J'ai toujours voulu avoir un enfant. Depuis toute petite, j'imaginais fonder ma propre famille, il y avait quelque chose de "viscéral". J'avais aussi envie de transmettre, de partager mes valeurs, de construire, de me réparer, de vivre une expérience, de donner la vie : toutes ces raisons, bonnes et moins bonnes, qu'on lit souvent.
J'ai fait deux fausses couches, puis j'ai appris que c'était bien plus fréquent qu'on ne le pensait et que je pourrais effectivement procréer. Mais j'ai compris que si mon compagnon avait été touché par l'échec de ces deux grossesses, c'était uniquement par rapport à moi car lui ne ressentait rien. Il a réalisé qu'il ne voulait pas réellement d'autre enfant à son âge. Il a déjà une fille ado et dix ans de plus que moi, je crois qu'il ne s'était pas rendu compte lui-même à quel point se relancer dans l'aventure ne l'intéressait pas. Je lui en ai voulu, je crois l'avoir détesté sur le coup, autant que je m'en suis voulue d'avoir été incapable de porter la vie quand l'occasion s'est présentée. S'est posée la question de se séparer.

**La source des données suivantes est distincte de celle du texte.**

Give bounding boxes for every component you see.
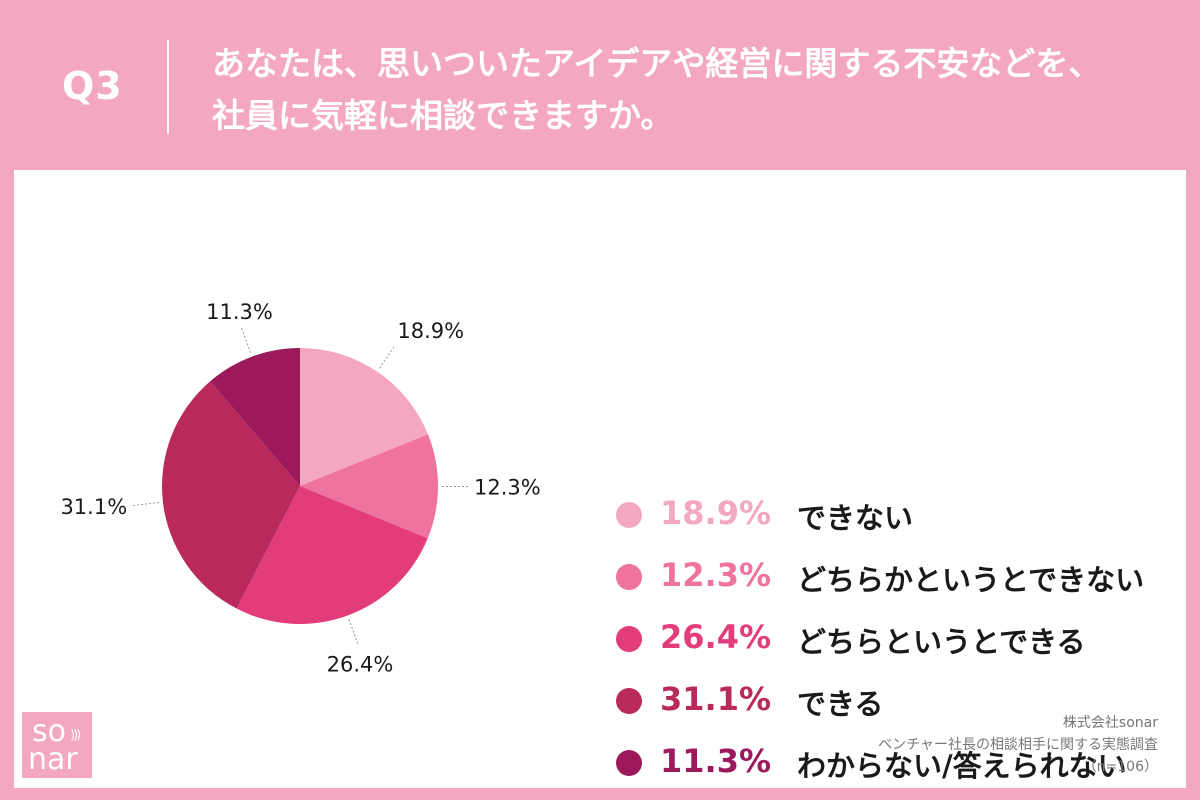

Je mentirais si je disais que je l'ai pas envisagé à ce moment-là, mais on s'est laissé du temps et je me suis rendue compte que je ne le voulais pas. Je ne trouvais pas que son non-désir d'enfant était une raison suffisante pour se séparer et il était tout aussi légitime que mon envie d'en avoir. Personne n'avait tort, personne n'avait raison, juste des aspirations différentes. Mon ex voulait des enfants et nous n'avons pas été heureux ensemble, comme quoi ...

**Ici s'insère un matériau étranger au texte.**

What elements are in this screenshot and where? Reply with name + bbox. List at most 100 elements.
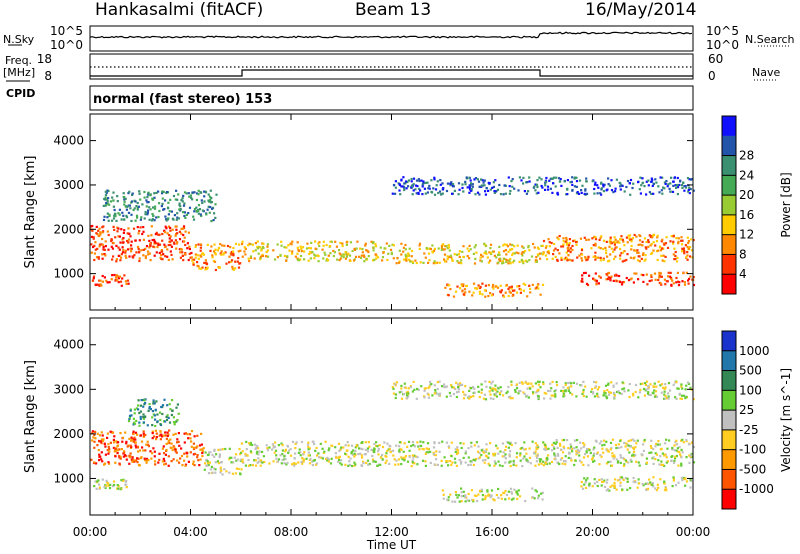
heatmap-cell-power (181, 251, 184, 254)
heatmap-cell-velocity (611, 484, 614, 487)
heatmap-cell-power (393, 183, 396, 187)
heatmap-cell-power (322, 240, 325, 243)
heatmap-cell-velocity (642, 387, 646, 391)
heatmap-cell-velocity (470, 460, 473, 463)
heatmap-cell-power (675, 281, 678, 284)
heatmap-cell-velocity (544, 448, 547, 451)
heatmap-cell-power (120, 253, 123, 256)
heatmap-cell-velocity (170, 413, 173, 417)
heatmap-cell-power (492, 181, 495, 184)
heatmap-cell-power (556, 249, 559, 252)
heatmap-cell-velocity (292, 462, 295, 465)
heatmap-cell-power (363, 260, 366, 263)
heatmap-cell-velocity (147, 459, 150, 462)
heatmap-cell-power (457, 193, 460, 196)
heatmap-cell-power (192, 262, 195, 265)
heatmap-cell-velocity (213, 448, 216, 451)
heatmap-cell-power (127, 248, 130, 251)
heatmap-cell-power (417, 191, 420, 194)
heatmap-cell-power (658, 191, 661, 194)
heatmap-cell-power (327, 259, 330, 262)
heatmap-cell-power (480, 178, 483, 181)
heatmap-cell-velocity (209, 468, 212, 471)
heatmap-cell-power (488, 182, 491, 185)
heatmap-cell-power (678, 183, 681, 187)
heatmap-cell-power (366, 249, 369, 252)
heatmap-cell-power (303, 258, 306, 261)
heatmap-cell-power (541, 253, 545, 256)
heatmap-cell-power (113, 214, 116, 217)
heatmap-cell-power (443, 260, 447, 263)
heatmap-cell-velocity (655, 442, 658, 445)
heatmap-cell-power (296, 246, 299, 249)
heatmap-cell-power (658, 274, 661, 277)
heatmap-cell-velocity (134, 441, 137, 444)
heatmap-cell-power (175, 218, 178, 221)
heatmap-cell-power (140, 216, 143, 219)
heatmap-cell-velocity (190, 445, 193, 448)
heatmap-cell-power (684, 244, 687, 247)
heatmap-cell-velocity (161, 460, 164, 463)
heatmap-cell-power (318, 241, 321, 244)
heatmap-cell-velocity (562, 386, 565, 389)
heatmap-cell-velocity (650, 451, 653, 454)
heatmap-cell-power (592, 277, 595, 280)
heatmap-cell-power (670, 283, 673, 286)
heatmap-cell-velocity (146, 424, 149, 427)
heatmap-cell-power (439, 179, 442, 182)
heatmap-cell-velocity (411, 454, 414, 457)
heatmap-cell-velocity (413, 445, 417, 448)
heatmap-cell-power (446, 255, 449, 258)
heatmap-cell-power (494, 285, 497, 288)
heatmap-cell-power (593, 187, 596, 191)
heatmap-cell-power (431, 251, 434, 254)
heatmap-cell-power (533, 185, 536, 188)
heatmap-cell-power (325, 243, 328, 247)
heatmap-cell-power (300, 247, 303, 250)
heatmap-cell-velocity (412, 456, 415, 459)
heatmap-cell-power (150, 219, 154, 222)
heatmap-cell-velocity (555, 381, 558, 384)
heatmap-cell-power (678, 281, 681, 284)
heatmap-cell-power (205, 261, 208, 264)
heatmap-cell-velocity (460, 487, 463, 490)
heatmap-cell-power (686, 258, 689, 261)
heatmap-cell-velocity (398, 450, 401, 453)
heatmap-cell-velocity (489, 386, 492, 389)
heatmap-cell-power (567, 249, 570, 252)
heatmap-cell-velocity (164, 434, 167, 437)
heatmap-cell-velocity (623, 463, 626, 466)
heatmap-cell-velocity (609, 448, 612, 451)
heatmap-cell-velocity (154, 424, 157, 428)
heatmap-cell-velocity (567, 451, 571, 455)
heatmap-cell-power (577, 192, 581, 195)
heatmap-cell-power (650, 192, 653, 195)
heatmap-cell-velocity (347, 464, 350, 467)
heatmap-cell-velocity (606, 389, 609, 392)
heatmap-cell-power (174, 198, 177, 201)
heatmap-cell-velocity (153, 455, 156, 458)
heatmap-cell-velocity (175, 406, 178, 409)
heatmap-cell-power (541, 283, 545, 286)
heatmap-cell-power (309, 257, 312, 260)
heatmap-cell-power (254, 249, 257, 252)
heatmap-cell-power (187, 231, 190, 234)
heatmap-cell-power (665, 180, 668, 183)
heatmap-cell-power (646, 283, 649, 286)
heatmap-cell-power (610, 240, 613, 244)
heatmap-cell-velocity (543, 391, 546, 395)
heatmap-cell-velocity (545, 392, 548, 395)
heatmap-cell-velocity (112, 480, 116, 483)
heatmap-cell-power (421, 193, 424, 196)
heatmap-cell-power (99, 231, 102, 234)
heatmap-cell-velocity (479, 489, 482, 492)
heatmap-cell-power (424, 256, 427, 259)
heatmap-cell-power (178, 208, 181, 211)
colorbar-tick-label: 20 (739, 188, 754, 202)
heatmap-cell-power (682, 272, 685, 275)
heatmap-cell-velocity (547, 447, 550, 450)
heatmap-cell-velocity (450, 441, 453, 444)
heatmap-cell-power (359, 247, 362, 250)
heatmap-cell-velocity (275, 454, 278, 457)
heatmap-cell-velocity (451, 461, 454, 464)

Aujourd'hui quelques années ont passé et j'ai fait le deuil d'un enfant "à moi". Je n'en veux plus à personne, je n'ai pas énormément de regret dans mon quotidien et j'aime beaucoup ma vie telle qu'elle est. Je vois même des avantages à ne pas en avoir et je ne sais pas si je me verrais mettre un enfant au monde actuellement. Que ce soit par rapport à l'état du monde en question ou à mes capacités (est-ce que j'aurais eu assez de patience ou su adapter ma vie, faire passer le rythme d'un enfant avant mes envies). Je me demande parfois si j'étais influencée par l'idée reçue selon laquelle on ne s'accomplit pas si on ne fonde pas une famille, si les normes jouaient un rôle dans mon projet ou pas du tout. On ne le saura jamais. Je sais en revanche qu'il existe parfois d'autres sources d'épanouissement et d'accomplissement.
Bizarrement c'est toujours aussi douloureux quand j'apprends une grossesse dans mon entourage (ce que je viens d'apprendre tout à l'heure) même si je ne regrette pas la vie que j'aurais pu avoir. "Choisir c'est renoncer" et "on ne peut pas tout avoir" : je me rends compte à quel point ces deux dictions se vérifient. Mais je ne pensais pas qu'aujourd'hui encore ces annonces me feraient aussi mal. Mais je ne regrette pas, pour plusieurs raisons. Mais c'est dur. Mais ça va. Beaucoup de sentiments contradictoires aujourd'hui.